Telluride Colorado Hike and Bike Trail Photo by Andrew Leggett

It is surrounded by the twelve and thirteen thousand foot peaks of the Uncompahgre National Forest.  Loved by skiers in the winter for the variety of skiing options, hikers in summer because it is in the midst of nature, and it is about 100 miles northeast from the Four Corners, which is the intersection of Colorado, New Mexico, Arizona and Utah; making it easily driveable from four states, and Denver is easily accessible by air.

 

View from Bear Creek Lodge Photo by Nicki Hurd

The prices were reasonable, and it has a relaxed and accessible feeling that I imagine is unique for a ski town.  We stayed at Bear Creek Lodge in Mountain Village, which is a pleasant gondola ride away.

Telluride Colorado Mushroom Festival Photo by Andrew Leggett

Our visit was during the Mushroom Festival.  Growers compete, artisans sell their creations, and a parade marches down the high street.  It was lovely to see folks of all ages in costumes enjoying themselves.

Telluride Colorado Photo by Andrew Leggett

My favorite part was looking for bears; cycling on the Hike and Bike Trails that follows the river through town and continues out to a variety of trails that lead to water falls and other adventures.  We passed a beaver dam, some ducks, and followed some paw prints, but did not see any bears.

Beaver Dam on Hike and Bike trail Photo by Nicki Hurd

August, 2009

Mushroom Festival 2009: Telluride, Colorado

Mushroom Festival Photo by Andrew Leggett

The information center informed us of the mushroom festival.

Mushroom Festival Photo by Nicki Hurd

Of course we had to go.

Mushroom Festival  Photo by Andrew Leggett

Media was out to cover the event.

Mushroom Festival Photo by Nicki Hurd

The parade was full of characters.

Mushroom Festival  Photo by Andrew Leggett

It was good fun for all ages.

Mushroom Festival  Photo by Andrew Leggett

It is a delicious memory. August, 2009

Bear Creek Lodge: Mountain Village, Colorado

Located in the midst of birch and evergreen trees.

Bear Creek Lodge Photo by Andrew Leggett

The architecture blended beautifully with nature.

Bear Creek Lodge Photo by Nicki Hurd

Mountain views from all around.

Bear Creek Lodge  Photo by Andrew Leggett

Even in August the fireplace was a nice visual.
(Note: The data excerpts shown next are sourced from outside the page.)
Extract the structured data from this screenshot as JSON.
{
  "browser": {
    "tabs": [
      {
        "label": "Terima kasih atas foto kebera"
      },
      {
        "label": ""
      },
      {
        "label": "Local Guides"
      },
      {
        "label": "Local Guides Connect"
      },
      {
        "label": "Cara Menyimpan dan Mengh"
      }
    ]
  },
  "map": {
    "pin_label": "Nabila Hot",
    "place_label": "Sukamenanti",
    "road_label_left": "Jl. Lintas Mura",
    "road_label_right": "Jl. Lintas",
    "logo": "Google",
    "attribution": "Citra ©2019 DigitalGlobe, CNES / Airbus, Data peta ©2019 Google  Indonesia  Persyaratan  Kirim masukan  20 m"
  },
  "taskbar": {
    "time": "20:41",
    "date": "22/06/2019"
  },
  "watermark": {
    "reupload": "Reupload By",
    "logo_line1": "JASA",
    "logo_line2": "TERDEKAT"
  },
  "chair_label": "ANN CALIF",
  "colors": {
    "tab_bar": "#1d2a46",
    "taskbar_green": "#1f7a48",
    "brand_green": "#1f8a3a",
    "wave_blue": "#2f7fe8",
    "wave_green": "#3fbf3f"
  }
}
Bear Creek Lodge Photo by Nicki Hurd

We explored the woods in the back and soaked in the hot tub.

Bear Creek Lodge Photo by Nicki Hurd

It is very soothing to be high in the mountains so close to the sky.

Bear Creek Lodge is in a quiet place surrounded by nature. The Mountain Plaza is nearby, has eateries and a market, and it’s just a short walk away.  The lodge offers a shuttle ride free of charge, and there is a funicular from the lodge to Mountain Village Plaza.  Riding on the funicular and taking in the view was our favored way to travel.  When it was not in use we hopped on it.

The shuttle was driven by a lovely young lad from eastern Europe, working there for the summer.  We had a discussion about bears as it is called Bear Creek; I was hoping to catch a glimpse of one.  He told us they are known for being a nuisance.  If they get into the rubbish they make quite a mess.  Guess it hasn’t occurred to those bears that if they tidied up after themselves, they would have better relationships with the locals. Telluride was near enough for a meal, and it was enjoyable looking around from the gondola as we flew over the trees.

It was relaxing when we stayed in and stirred something up in the kitchen, and enjoyed the feast in the dining room. The condo was lovely with a gourmet kitchen and a jetted bathtub. The sun beamed in through the large windows that had no blinds, warming the room and pleasantly lighting the condo throughout.  It was not too hot to be unbearable with the windows open, but it was just a little warm for me during the night because there was no air conditioning.  That was surprising for such a luxurious place, but to others it might not be uncomfortable.   Living in Texas with the chronic heat may have caused me to have a  warmer core. :- )   I always look forward to cooler climates.  As I recall reception said,  “most of their business is done during the ski season and heat is the primary concern”.      There is so much gorgeous nature around, and it is a temperate climate during summer, that it is a summer holiday pick for me.  It was so nice that we stayed one more night than planned.